Алексей Борисович не позволял себе афишировать то, что принадлежало двоим, — ни нежности, ни страсти, ни ревности. Но так как отсутствие ревности огорчало жену, он решил смягчить напряжение все той же иронией:
— Пойми: ревновать без повода — это банально. Но зато я, прозванный, как известно, оригиналом, и тут иду на оригинальные проявления! — Он обнял Полину Васильевну, а за реакцией обратился к жене: — Ты не ревнуешь?
— Перестань!
— Почему? По возрасту я как раз гожусь ей в мужья.
— Она выглядит гораздо моложе, чем ты.
— Браво! Нокаутирован. К счастью, любящею рукой. А потому продолжаю… Итак, я подвержен необычным, оригинальным чувствам. Вот, например, безумно люблю свою тещу!

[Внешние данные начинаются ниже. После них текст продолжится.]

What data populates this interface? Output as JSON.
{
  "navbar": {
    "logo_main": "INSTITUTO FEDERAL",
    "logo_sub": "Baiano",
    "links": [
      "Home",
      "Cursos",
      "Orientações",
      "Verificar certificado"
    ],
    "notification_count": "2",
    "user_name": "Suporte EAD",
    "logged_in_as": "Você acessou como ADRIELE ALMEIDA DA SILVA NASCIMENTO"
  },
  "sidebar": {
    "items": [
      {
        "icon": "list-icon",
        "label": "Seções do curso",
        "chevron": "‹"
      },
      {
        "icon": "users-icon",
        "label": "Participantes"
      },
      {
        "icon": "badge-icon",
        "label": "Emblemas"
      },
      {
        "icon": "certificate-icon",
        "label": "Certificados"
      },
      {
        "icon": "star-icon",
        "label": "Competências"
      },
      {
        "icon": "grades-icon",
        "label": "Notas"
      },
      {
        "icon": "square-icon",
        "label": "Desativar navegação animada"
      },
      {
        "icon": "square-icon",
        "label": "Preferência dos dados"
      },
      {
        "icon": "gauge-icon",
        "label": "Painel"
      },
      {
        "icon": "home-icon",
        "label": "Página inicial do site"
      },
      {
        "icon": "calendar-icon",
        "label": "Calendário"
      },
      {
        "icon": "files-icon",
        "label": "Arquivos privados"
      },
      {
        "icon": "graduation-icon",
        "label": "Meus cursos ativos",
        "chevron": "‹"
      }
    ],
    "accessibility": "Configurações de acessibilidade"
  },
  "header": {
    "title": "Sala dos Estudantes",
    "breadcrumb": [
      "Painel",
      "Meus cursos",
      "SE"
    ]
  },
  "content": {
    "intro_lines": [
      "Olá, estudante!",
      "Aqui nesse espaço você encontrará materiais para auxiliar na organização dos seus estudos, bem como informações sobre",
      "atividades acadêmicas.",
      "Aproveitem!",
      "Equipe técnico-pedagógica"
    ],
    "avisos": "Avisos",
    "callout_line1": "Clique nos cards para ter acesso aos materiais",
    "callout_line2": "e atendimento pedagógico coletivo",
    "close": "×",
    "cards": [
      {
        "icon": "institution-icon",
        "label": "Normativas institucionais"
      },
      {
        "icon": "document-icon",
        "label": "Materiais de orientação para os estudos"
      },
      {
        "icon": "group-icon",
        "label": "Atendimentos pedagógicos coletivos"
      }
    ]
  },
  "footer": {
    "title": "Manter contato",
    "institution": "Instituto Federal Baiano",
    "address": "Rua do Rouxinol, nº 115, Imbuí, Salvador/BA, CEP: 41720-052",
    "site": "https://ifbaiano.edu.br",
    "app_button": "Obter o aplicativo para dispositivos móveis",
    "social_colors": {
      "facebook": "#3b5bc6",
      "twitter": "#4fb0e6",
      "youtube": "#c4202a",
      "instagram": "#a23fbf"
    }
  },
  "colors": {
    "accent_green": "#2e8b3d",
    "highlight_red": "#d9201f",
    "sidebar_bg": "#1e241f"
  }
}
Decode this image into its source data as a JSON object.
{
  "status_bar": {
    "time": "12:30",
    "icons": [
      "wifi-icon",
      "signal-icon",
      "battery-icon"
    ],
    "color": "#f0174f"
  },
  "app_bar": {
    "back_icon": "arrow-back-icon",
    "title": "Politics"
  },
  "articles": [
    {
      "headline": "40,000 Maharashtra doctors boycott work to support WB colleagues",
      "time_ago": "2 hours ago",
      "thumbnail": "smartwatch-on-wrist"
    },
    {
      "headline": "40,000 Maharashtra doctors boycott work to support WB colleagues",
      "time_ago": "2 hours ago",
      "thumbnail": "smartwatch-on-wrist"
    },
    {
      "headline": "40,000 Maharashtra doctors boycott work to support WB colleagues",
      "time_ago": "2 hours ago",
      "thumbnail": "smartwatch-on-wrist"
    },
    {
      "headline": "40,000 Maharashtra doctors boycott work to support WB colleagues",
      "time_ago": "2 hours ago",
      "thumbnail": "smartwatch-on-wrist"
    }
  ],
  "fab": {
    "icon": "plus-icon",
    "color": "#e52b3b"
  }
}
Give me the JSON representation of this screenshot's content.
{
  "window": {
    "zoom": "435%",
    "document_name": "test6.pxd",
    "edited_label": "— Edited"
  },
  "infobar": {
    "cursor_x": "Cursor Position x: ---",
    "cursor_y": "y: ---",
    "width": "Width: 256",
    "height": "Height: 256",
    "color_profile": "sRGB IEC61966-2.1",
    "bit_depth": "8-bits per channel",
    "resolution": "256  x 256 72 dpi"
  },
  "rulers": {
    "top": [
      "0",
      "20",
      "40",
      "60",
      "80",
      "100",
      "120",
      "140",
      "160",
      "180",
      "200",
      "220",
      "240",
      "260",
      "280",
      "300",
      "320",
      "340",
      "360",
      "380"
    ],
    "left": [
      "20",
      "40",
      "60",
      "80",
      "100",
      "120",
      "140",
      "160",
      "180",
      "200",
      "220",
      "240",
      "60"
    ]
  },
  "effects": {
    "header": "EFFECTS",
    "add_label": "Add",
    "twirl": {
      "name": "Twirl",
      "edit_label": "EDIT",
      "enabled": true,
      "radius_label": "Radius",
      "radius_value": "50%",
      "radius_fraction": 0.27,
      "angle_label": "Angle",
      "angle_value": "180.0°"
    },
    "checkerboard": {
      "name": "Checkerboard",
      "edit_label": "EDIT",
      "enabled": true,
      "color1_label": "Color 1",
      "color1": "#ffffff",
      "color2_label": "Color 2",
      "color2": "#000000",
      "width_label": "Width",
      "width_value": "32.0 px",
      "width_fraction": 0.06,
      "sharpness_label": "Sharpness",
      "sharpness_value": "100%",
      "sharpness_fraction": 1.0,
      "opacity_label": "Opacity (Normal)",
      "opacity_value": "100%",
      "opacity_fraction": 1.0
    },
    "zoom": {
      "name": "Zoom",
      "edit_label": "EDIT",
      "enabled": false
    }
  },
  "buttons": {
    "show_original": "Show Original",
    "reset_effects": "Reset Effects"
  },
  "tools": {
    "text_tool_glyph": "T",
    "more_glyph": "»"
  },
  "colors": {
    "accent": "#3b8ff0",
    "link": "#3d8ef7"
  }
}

Алексей Борисович не преувеличивал… Обожание, как он уверял, утвердилось на трех солидных китах: благодарности, почтении и разумном эгоизме. Благодарен он был за то, что Полина Васильевна родила именно Машу, хотя могла родить и кого-то другого. Почитал мудрость тещи, так как вообще преклонялся перед глубиной разума, а глупости брезгливо сочувствовал. Разумный же эгоизм его нежно эксплуатировал общения с Полиной Васильевной, но особенно — «тещины вечера». На тех вечерах многоопытная защитница завлекала зятя и дочь душераздирающими историями, кои ей приходилось распутывать. А профессор перед детективами испытывал детский трепет… И слушал ее, по-мальчишечьи разинув рот и глаза. В его библиотеке детективные повести и романы оттесняли бессмертную классику. В чем Алексей Борисович не без смущения сознавался.